Fresh start to a brighter future

A student holds up biscuits baked as part of the Fresh Start program.

Tiga Bayles is determined no one forgets that despite being school captain he was not allowed to catch the school bus back in the days when he went to school.

The Indigenous Education Ambassador shared his experiences with Maclean High School students recently as part of the Fresh Start program that aims to help Indigenous students transition into jobs and further education.

Fresh Start, launched by the Clarence Valley Industry Education Forum during 2009, is making a huge impact on the schools in the region in supporting their Aboriginal students.

Mr Bayles, a well-known radio personality, inspired the Maclean High community with his address that marked the Year 7 cultural day.

"I know from experience that education gives our people choices about the kind of future they want for themselves," Mr Bayles said.

Maclean High principal Tony Carr said students were appalled to learn Mr Bayles, when school captain, was not allowed to be on the school bus.

"We have a large Aboriginal community and it's important for both Indigenous and non-Indigenous students to have an understanding of the past, present and future," Mr Carr said.

"This is our second year where our Year 7 students have gone on a cultural tour led by elders.

"We now have parents also eager to go on the tour."

Departmental consultant Kerren Law said Fresh Start involved partnerships between high schools, local council, TAFE, university, Aboriginal education teams and three Aboriginal nations.

"We conduct learning events directly linking school to future employment growth options through practical learning for students," Ms Law said.

"The involvement of non-Indigenous students and teachers in the program has helped to raised cultural awareness across Clarence Valley Industry Education Forum partner schools.
"Each event has provided students with opportunities to interact and learn from Aboriginal people successfully pursuing careers and has further strengthened the relationship between schools, business and the Aboriginal community. 
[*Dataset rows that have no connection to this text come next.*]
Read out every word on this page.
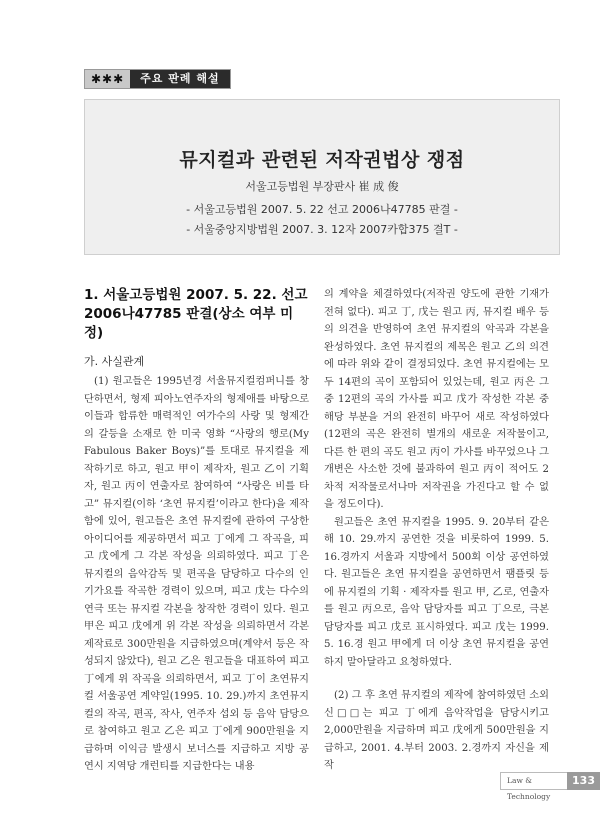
✱✱✱	주요 판례 해설
뮤지컬과 관련된 저작권법상 쟁점
서울고등법원 부장판사 崔 成 俊
- 서울고등법원 2007. 5. 22 선고 2006나47785 판결 -
- 서울중앙지방법원 2007. 3. 12자 2007카합375 결T -
1. 서울고등법원 2007. 5. 22. 선고 2006나47785 판결(상소 여부 미정)
가. 사실관계

(1) 원고들은 1995년경 서울뮤지컬컴퍼니를 창단하면서, 형제 피아노연주자의 형제애를 바탕으로 이들과 합류한 매력적인 여가수의 사랑 및 형제간의 갈등을 소재로 한 미국 영화 “사랑의 행로(My Fabulous Baker Boys)”를 토대로 뮤지컬을 제작하기로 하고, 원고 甲이 제작자, 원고 乙이 기획자, 원고 丙이 연출자로 참여하여 “사랑은 비를 타고” 뮤지컬(이하 ‘초연 뮤지컬’이라고 한다)을 제작함에 있어, 원고들은 초연 뮤지컬에 관하여 구상한 아이디어를 제공하면서 피고 丁에게 그 작곡을, 피고 戊에게 그 각본 작성을 의뢰하였다. 피고 丁은 뮤지컬의 음악감독 및 편곡을 담당하고 다수의 인기가요를 작곡한 경력이 있으며, 피고 戊는 다수의 연극 또는 뮤지컬 각본을 창작한 경력이 있다. 원고 甲은 피고 戊에게 위 각본 작성을 의뢰하면서 각본 제작료로 300만원을 지급하였으며(계약서 등은 작성되지 않았다), 원고 乙은 원고들을 대표하여 피고 丁에게 위 작곡을 의뢰하면서, 피고 丁이 초연뮤지컬 서울공연 계약일(1995. 10. 29.)까지 초연뮤지컬의 작곡, 편곡, 작사, 연주자 섭외 등 음악 담당으로 참여하고 원고 乙은 피고 丁에게 900만원을 지급하며 이익금 발생시 보너스를 지급하고 지방 공연시 지역당 개런티를 지급한다는 내용

의 계약을 체결하였다(저작권 양도에 관한 기재가 전혀 없다). 피고 丁, 戊는 원고 丙, 뮤지컬 배우 등의 의견을 반영하여 초연 뮤지컬의 악곡과 각본을 완성하였다. 초연 뮤지컬의 제목은 원고 乙의 의견에 따라 위와 같이 결정되었다. 초연 뮤지컬에는 모두 14편의 곡이 포함되어 있었는데, 원고 丙은 그 중 12편의 곡의 가사를 피고 戊가 작성한 각본 중 해당 부분을 거의 완전히 바꾸어 새로 작성하였다(12편의 곡은 완전히 별개의 새로운 저작물이고, 다른 한 편의 곡도 원고 丙이 가사를 바꾸었으나 그 개변은 사소한 것에 불과하여 원고 丙이 적어도 2차적 저작물로서나마 저작권을 가진다고 할 수 없을 정도이다).

원고들은 초연 뮤지컬을 1995. 9. 20부터 같은 해 10. 29.까지 공연한 것을 비롯하여 1999. 5. 16.경까지 서울과 지방에서 500회 이상 공연하였다. 원고들은 초연 뮤지컬을 공연하면서 팸플릿 등에 뮤지컬의 기획 · 제작자를 원고 甲, 乙로, 연출자를 원고 丙으로, 음악 담당자를 피고 丁으로, 극본 담당자를 피고 戊로 표시하였다. 피고 戊는 1999. 5. 16.경 원고 甲에게 더 이상 초연 뮤지컬을 공연하지 말아달라고 요청하였다.

(2) 그 후 초연 뮤지컬의 제작에 참여하였던 소외 신□□는 피고 丁에게 음악작업을 담당시키고 2,000만원을 지급하며 피고 戊에게 500만원을 지급하고, 2001. 4.부터 2003. 2.경까지 자신을 제작

Law & Technology
133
"We believe it's the beginning of something big and meaningful for the Clarence Valley."

Clarence Valley Industry Education Forum chair and School Education Director Ron Phillips said the strength of the forum was that the whole community was behind the partnership.

"It's an amazing journey we're on and it's also the best thing I've ever been involved with," Mr Phillips said.

"We have unanimous support for enhancing opportunities for young Aboriginal people.

"Our aim is to ensure their retention in the educational system, ensure they gain credentials and ensure they have a meaningful career pathway.

"It won't happen overnight, but we are all determined to do what we can to make the future one we can all be proud of."